Litigation is the State-sponsored method of disputes resolution, which is every citizen's right. It involves trial in pubic by judges drawn exclusively from the legal profession. Trials are conducted in accordance with a voluminous set of rules, known in England and Wales for instance as the Civil Procedure. Unless appearing as a litigant in person, which is generally not recommended, a party needs to be represented in court by a barrister and a solicitor, which contributes to the cost. A failure to defend an action in court usually results in the Claimant obtaining judgement in default, whether or not such a result is merited on the facts.
Arbitration is an alternative to litigation where the parties agree to arbitration. Such agreement to arbitrate any disputes arising usually needs to be in writing, as is the case in England, Wales and Northern Ireland under the Arbitration Act 1996, in Scotland under the Arbitration (Scotland) Act 2010 and in the Republic of Ireland under the Arbitration Act 2010. Such written agreements oust the jurisdiction of the national courts to decide the substantive issues in dispute, although the national courts still retain a supervisory role in respect of procedure and the enforcement of the arbitrator's Award.
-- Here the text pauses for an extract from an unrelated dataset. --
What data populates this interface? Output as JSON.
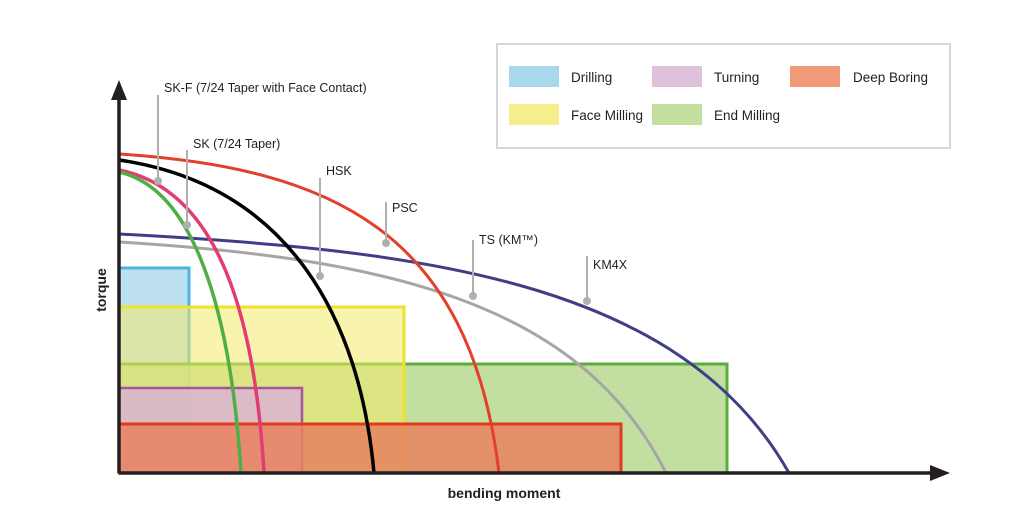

Arbitration differs from litigation in that there is no requirement for parties to employ barristers and solicitors, although they frequently do in high value cases. In arbitration the parties are free to choose their tribunal on the basis of appropriate technical expertise in the subject matter of the dispute, if the parties so desire, and can agree the composition of the tribunal. Arbitration proceedings are held in private, which many participants see as a benefit over the publicity that litigation sometimes attracts. Also, within the usually limited procedural constraints of national Arbitration Acts, the parties and the tribunal are generally at liberty to adopt bespoke procedures that best meet the needs of their case. Arbitration also has the potential to be quicker and less costly than litigation. However, achieving this rather depends on the pro-activity and diligence of the tribunal, and the avoidance of procedures that merely mimic litigation. In international disputes, arbitration awards have a distinct advantage over national court judgements, in that they are enforceable internationally, at least in theory, if not always in practice, in the national courts of any country that is a signatory to the New York Convention 1958, which currently encompasses virtually all countries of the commercially developed world.